2 Lotte H. Eisner, 'Fritz Lang', 1978, Mazzotta, p. 323; della Eisner si veda anche per il periodo espressionista 'Lo schermo demoniaco', 1983, Editori Riuniti.

3 Cfr. in 'Cult Movie' 17/18, 'Ecco cosa penso dell'happy end ', Fritz Lang, Edizioni Spazio Uno.

4 Cfr. in 'Movie' 6/7, 'Trasgressione in Prime Time', Alberto Piccinini e Cristina Piccino.

5 Cfr. in 'Movie' 6/7, 'Sul set di Twin Peaks', Luca Celada.

6 Cfr. 'Il cinema secondo Fritz Lang', P. Bogdanovich, 1988, Pratiche Edizioni; l'intervista è ripresa anche dalla Eisner, 'Fritz Lang', cit., pp. 139/142 e nella introduzione di Alberto Rollo a 'Il colore dell'oro', Fritz Lang, 1990, Editori Riuniti, p.IX/XI.

7 Lotte H. Eisner, 'Fritz Lang', cit., p. 157.

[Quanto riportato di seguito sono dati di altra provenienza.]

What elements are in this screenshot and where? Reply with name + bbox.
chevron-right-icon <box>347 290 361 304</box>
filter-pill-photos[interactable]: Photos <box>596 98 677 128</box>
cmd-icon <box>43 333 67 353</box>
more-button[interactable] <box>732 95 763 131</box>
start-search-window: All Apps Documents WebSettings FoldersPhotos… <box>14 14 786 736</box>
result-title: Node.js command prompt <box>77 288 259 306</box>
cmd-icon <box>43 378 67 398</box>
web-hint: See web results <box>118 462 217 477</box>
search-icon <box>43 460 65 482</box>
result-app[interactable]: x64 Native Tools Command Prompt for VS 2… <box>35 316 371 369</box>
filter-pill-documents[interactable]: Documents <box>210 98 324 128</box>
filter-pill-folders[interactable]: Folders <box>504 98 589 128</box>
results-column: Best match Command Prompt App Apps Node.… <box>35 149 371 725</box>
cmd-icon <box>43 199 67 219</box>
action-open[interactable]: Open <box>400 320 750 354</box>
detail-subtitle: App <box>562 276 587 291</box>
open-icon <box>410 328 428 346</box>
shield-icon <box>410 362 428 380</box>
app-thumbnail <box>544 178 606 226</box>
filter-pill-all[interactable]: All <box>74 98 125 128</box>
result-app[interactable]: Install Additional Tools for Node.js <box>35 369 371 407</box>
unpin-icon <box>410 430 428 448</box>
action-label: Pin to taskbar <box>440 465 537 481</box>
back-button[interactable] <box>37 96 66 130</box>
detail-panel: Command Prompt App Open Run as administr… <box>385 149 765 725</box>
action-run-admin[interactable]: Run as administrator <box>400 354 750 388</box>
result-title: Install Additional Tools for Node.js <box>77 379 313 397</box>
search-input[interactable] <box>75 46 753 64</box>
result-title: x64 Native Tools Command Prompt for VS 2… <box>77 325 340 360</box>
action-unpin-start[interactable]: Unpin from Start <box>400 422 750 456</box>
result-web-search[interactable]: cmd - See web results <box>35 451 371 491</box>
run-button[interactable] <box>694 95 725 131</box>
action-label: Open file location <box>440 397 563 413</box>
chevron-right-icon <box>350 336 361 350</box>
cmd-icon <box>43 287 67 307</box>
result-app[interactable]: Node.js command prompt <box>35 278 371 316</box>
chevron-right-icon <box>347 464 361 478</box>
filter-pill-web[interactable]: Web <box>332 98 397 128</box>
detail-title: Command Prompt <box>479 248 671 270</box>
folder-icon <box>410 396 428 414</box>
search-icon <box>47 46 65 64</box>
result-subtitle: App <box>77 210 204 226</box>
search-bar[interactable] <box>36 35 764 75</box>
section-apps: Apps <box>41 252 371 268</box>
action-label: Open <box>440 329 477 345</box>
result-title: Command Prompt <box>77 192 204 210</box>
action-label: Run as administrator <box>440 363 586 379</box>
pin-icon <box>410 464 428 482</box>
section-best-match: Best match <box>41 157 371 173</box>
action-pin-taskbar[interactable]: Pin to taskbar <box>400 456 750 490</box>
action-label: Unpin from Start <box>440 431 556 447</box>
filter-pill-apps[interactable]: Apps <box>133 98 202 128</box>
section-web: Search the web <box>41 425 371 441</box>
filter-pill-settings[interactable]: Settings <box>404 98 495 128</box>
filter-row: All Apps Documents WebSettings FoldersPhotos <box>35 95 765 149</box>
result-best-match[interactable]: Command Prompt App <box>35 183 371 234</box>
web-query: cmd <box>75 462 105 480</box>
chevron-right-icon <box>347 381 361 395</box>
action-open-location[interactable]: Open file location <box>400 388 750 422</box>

8 "Lang mi ha confidato che ormai non avrebbe più usato quel tipo di simbolismo, ricordando che Sam Katz gli aveva detto all'epoca: 'Agli americani non piacciono i simboli. Non sono così stupidi da non capire anche senza.'" in L.H. Eisner, 'Fritz Lang', cit., p. 148.

9 R. Arnheim, 'Film come Arte', 1983, Feltrinelli; in particolare la 'Nota personale' del '57.

10 Cfr. in 'Movie' 6/7, 'Badalamenti, il chirurgo di Twin Peaks', Valerio Corzani.

11 H. Quiroga, 'Il deserto e altri racconti', 1990, Mondadori

12 Jennifer Lynch, 'Il diario segreto di Laura Palmer', 1991, Sperling & Kupfer.